É possível produzir alimentos no bioma desde que se adotem certas práticas, como o aproveitamento absoluto das águas e o manejo adequado do solo. Entenda as evidências sobre o tema.
Se a agropecuária é possível em ecossistemas áridos ao redor do mundo, como os desertos de Israel, por que não seria viável na Caatinga?
O segredo está em seis pilares fundamentais: (1) aproveitamento absoluto da água proveniente das chuvas escassas; (2) manejo adequado dos solos, conservando sua cobertura vegetal; (3) proteção integral dos ecossistemas próximos aos cultivos, incluindo sua biodiversidade; (4) diversidade e rotação de culturas; (5) adoção de práticas agrícolas de sequeiro e irrigadas; e (6) interação lavoura-pecuária, priorizando o gado produtivo ao rústico.
A produção se inicia em solos conservados capazes de armazenar água e fornecer nutrientes e é complementada por serviços fornecidos pelo entorno preservado, como polinização e controle de pragas.
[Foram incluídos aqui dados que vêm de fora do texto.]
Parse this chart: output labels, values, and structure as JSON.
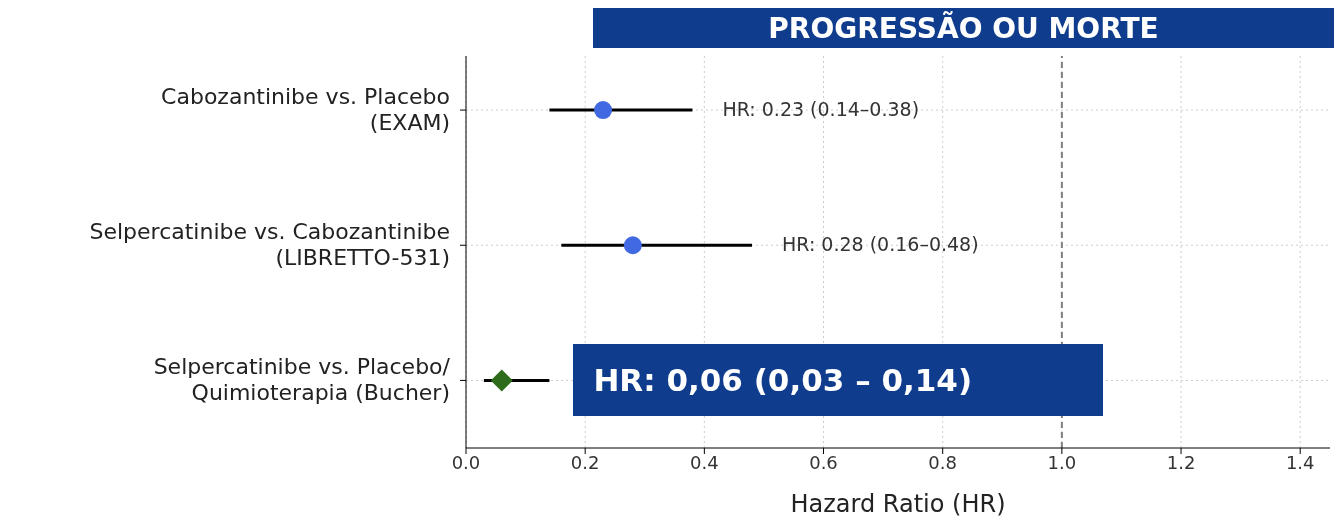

Diferentes culturas anuais ou perenes devem ser plantadas em sistema de rodízio, com ou sem irrigação, seja para alimentação humana ou animal. Após a colheita, o gado pasta sobre os cultivos, integrando lavoura e pecuária.
1. De onde vem a água para a produção agrícola na Caatinga?
Seja para a agricultura de sequeiro, aquela implementada durante o período chuvoso, ou a irrigada, a água usada para produção na Caatinga depende das poucas chuvas da região. Portanto, o sucesso da agricultura local depende da otimização do uso das chuvas e da proteção do solo, que pode funcionar como uma esponja de absorção dessa água. Parte dela alimenta aquíferos que recarregam açudes, represas e outros reservatórios superficiais, além de poços e cisternas subterrâneas. Mesmo com esses reservatórios, o manejo e a conservação do solo são essenciais para o uso eficiente da água na agricultura.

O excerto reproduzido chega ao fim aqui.